In summary, our results confirmed the efficacy of CMT against localized PBL. The systemic arm of CMT remains insufficient, in light of the high late relapse rate. The two schedules, the conventional VCEP-b and the high dose VCAP chemotherapy, are different in terms of drug dosages and for the type of anthracycline and the absence of bleomycin. VCEP-bleomycin regimen is effective, tolerated for older patients and high-dose anthracycline-cyclophosphamide did not improve the outcome.
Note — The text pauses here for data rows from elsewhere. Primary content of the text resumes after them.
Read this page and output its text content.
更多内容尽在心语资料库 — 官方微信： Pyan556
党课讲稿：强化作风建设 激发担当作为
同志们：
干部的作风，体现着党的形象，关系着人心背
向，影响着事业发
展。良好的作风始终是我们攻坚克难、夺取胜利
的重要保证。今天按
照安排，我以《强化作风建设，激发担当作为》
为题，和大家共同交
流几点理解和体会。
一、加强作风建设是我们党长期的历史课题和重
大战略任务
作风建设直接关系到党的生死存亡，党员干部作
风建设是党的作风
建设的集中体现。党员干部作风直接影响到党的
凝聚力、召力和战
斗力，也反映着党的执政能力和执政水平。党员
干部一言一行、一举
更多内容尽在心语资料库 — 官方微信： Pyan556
But because of the period of recruitment of our prospective study, the potential benefit of an anti-CD20 monoclonal antibody is not tested. However the majority of PBL histology is B phenotype. Since 10 years, in these situations, the standard of chemotherapy included an anti-CD20 monoclonal antibody. The management of limited stage I-II PBL probably consists of 3 to 4 cycles of chemotherapy adding an anti-CD20 monoclonal antibody. More chemotherapy cycles should be considered for the patients with a high IPI score, even if the impact of IPI score is not yet validated in PBL. Radiotherapy is valid for local control and intensification remains discussed in the localized stages. But the staging must be precise. The staging procedure should now include positron emission tomography (PET) to see the entire skeleton, what it is not the case of our study. Furthermore, for bone lymphoma, the assessment of CR with CT scan is one major problem, the use of the PET allowed to solve.

On the other hand, epidural disease and PS ≥2 are factors of poor prognosis. New therapeutic strategies should be considered for these patients: addition of anti-CD20 monoclonal antibody, more chemotherapy cycles, and/or their alternation and intensification.

5. Clinical Practice Point

(1)Treatment guidelines do not exist in PBL, because it is a rare entity and thus randomized prospective clinical trials are lacking. Nevertheless, combined chemotherapy and radiotherapy strategies have improved the management of PBL in particular in cases of advanced disease.(2)In this study, we review the clinical outcome of 26 patients with previously untreated PBL, all receiving anthracycline-cyclophosphamide containing regimen and consolidative radiation therapy. With median follow-up of 8 years, overall survival, event-free survival, and relapse-free survival were, respectively, 64%, 62%, and 65%. Poor PS was associated with shorter OS and EFS. High dose anthracycline-cyclophosphamide did not improve outcome.(3)In our opinion, combined chemotherapy and radiotherapy, nowadays probably in association with monoclonal anti-CD20 infusion, are efficace treatment for PBL. Intensified treatment must be considered for patients with PS ≥2. Moreover, new staging procedure including positron emission tomography should be now included.

Conflict of Interests

The authors declare that there is no conflict of interests regarding the publication of this paper.